For doses to be delivered via this first allocation round, several critical pieces must be in place:

  • All Facility participants must have given national regulatory authorisation for the vaccines. 
  • They must also have signed indemnity agreements with the vaccines’ manufacturers.
  • Countries eligible for financial support through the COVAX Advance Market Commitment (AMC) must have submitted National Deployment and Vaccination Plans (NDVPs) through the COVID-19 Partners Platform, that have then been reviewed and validated by COVAX.

As participants fulfil the above criteria and finalise readiness preparations, COVAX said it will issue purchase orders to the manufacturer and ship and deliver doses via an iterative process. This means deliveries for this first round of allocation will take place on a rolling basis and in tranches.
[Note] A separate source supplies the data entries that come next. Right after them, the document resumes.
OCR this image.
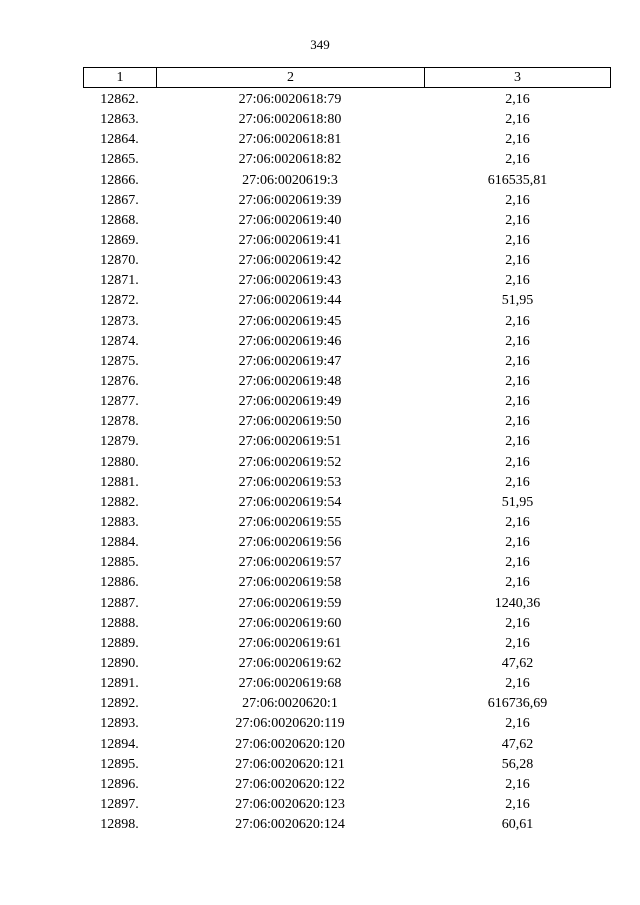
349
1	2	3
12862.	27:06:0020618:79	2,16
12863.	27:06:0020618:80	2,16
12864.	27:06:0020618:81	2,16
12865.	27:06:0020618:82	2,16
12866.	27:06:0020619:3	616535,81
12867.	27:06:0020619:39	2,16
12868.	27:06:0020619:40	2,16
12869.	27:06:0020619:41	2,16
12870.	27:06:0020619:42	2,16
12871.	27:06:0020619:43	2,16
12872.	27:06:0020619:44	51,95
12873.	27:06:0020619:45	2,16
12874.	27:06:0020619:46	2,16
12875.	27:06:0020619:47	2,16
12876.	27:06:0020619:48	2,16
12877.	27:06:0020619:49	2,16
12878.	27:06:0020619:50	2,16
12879.	27:06:0020619:51	2,16
12880.	27:06:0020619:52	2,16
12881.	27:06:0020619:53	2,16
12882.	27:06:0020619:54	51,95
12883.	27:06:0020619:55	2,16
12884.	27:06:0020619:56	2,16
12885.	27:06:0020619:57	2,16
12886.	27:06:0020619:58	2,16
12887.	27:06:0020619:59	1240,36
12888.	27:06:0020619:60	2,16
12889.	27:06:0020619:61	2,16
12890.	27:06:0020619:62	47,62
12891.	27:06:0020619:68	2,16
12892.	27:06:0020620:1	616736,69
12893.	27:06:0020620:119	2,16
12894.	27:06:0020620:120	47,62
12895.	27:06:0020620:121	56,28
12896.	27:06:0020620:122	2,16
12897.	27:06:0020620:123	2,16
12898.	27:06:0020620:124	60,61
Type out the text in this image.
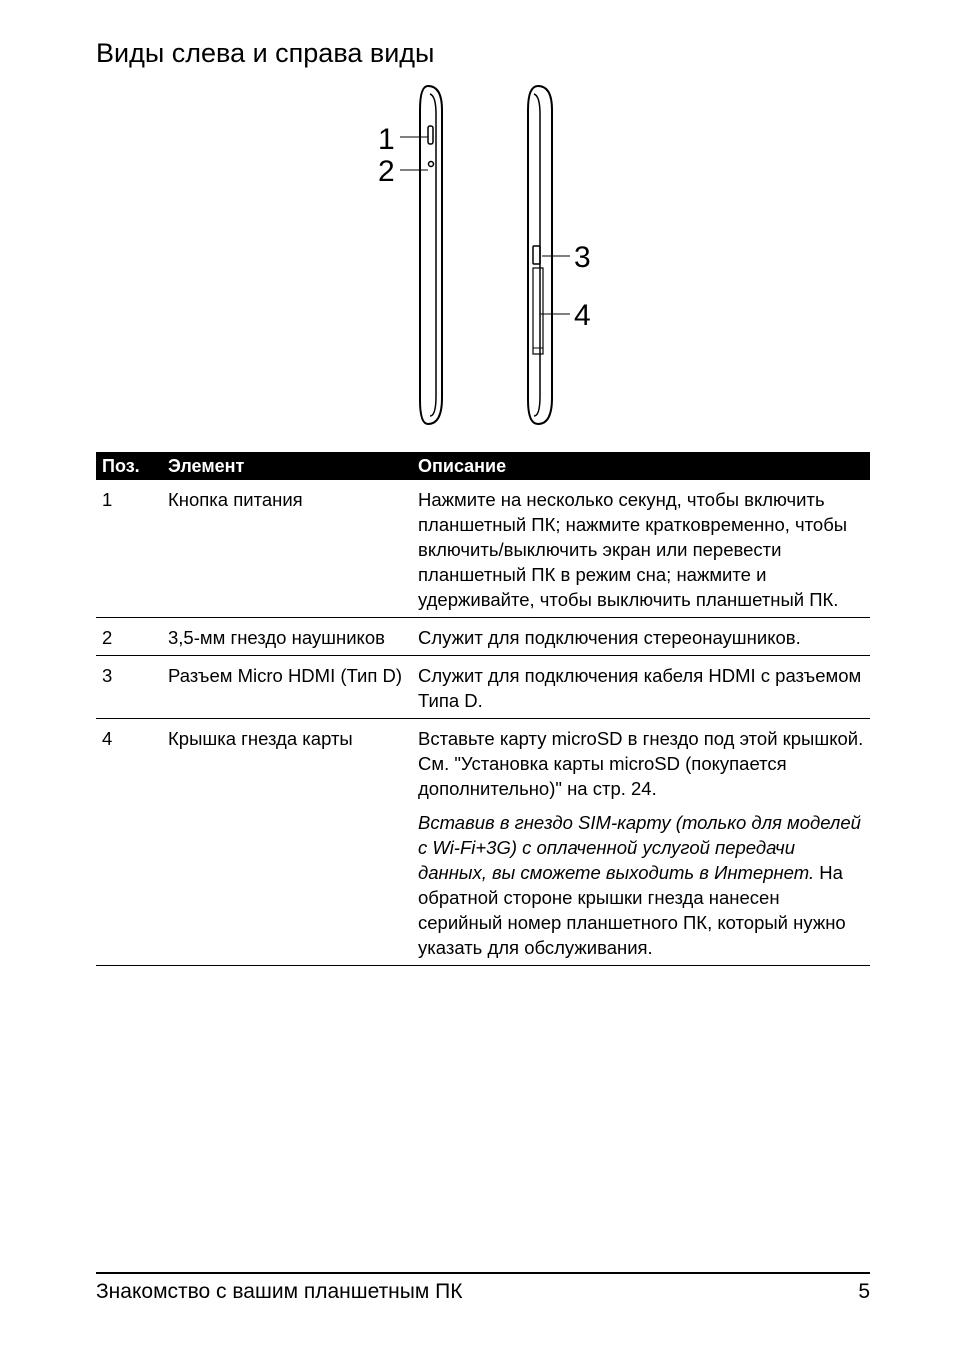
Виды слева и справа виды
1
2
3
4
Поз.	Элемент	Описание
1	Кнопка питания	Нажмите на несколько секунд, чтобы включить планшетный ПК; нажмите кратковременно, чтобы включить/выключить экран или перевести планшетный ПК в режим сна; нажмите и удерживайте, чтобы выключить планшетный ПК.
2	3,5-мм гнездо наушников	Служит для подключения стереонаушников.
3	Разъем Micro HDMI (Тип D)	Служит для подключения кабеля HDMI с разъемом Типа D.
4	Крышка гнезда карты	Вставьте карту microSD в гнездо под этой крышкой. См. "Установка карты microSD (покупается дополнительно)" на стр. 24.
Вставив в гнездо SIM-карту (только для моделей с Wi-Fi+3G) с оплаченной услугой передачи данных, вы сможете выходить в Интернет. На обратной стороне крышки гнезда нанесен серийный номер планшетного ПК, который нужно указать для обслуживания.
Знакомство с вашим планшетным ПК	5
Due to the scale of the roll-out, the capacity of supplier and freight forwarders will be under considerable pressure and shipment timelines will be impacted by logistical preparedness and delivery lead times.

Based on this, COVAX anticipates the bulk of the first round of deliveries taking place in March, with some early shipments to those that have already fulfilled the above criteria occurring in late February. COVAX said more information on these deliveries will be shared soon.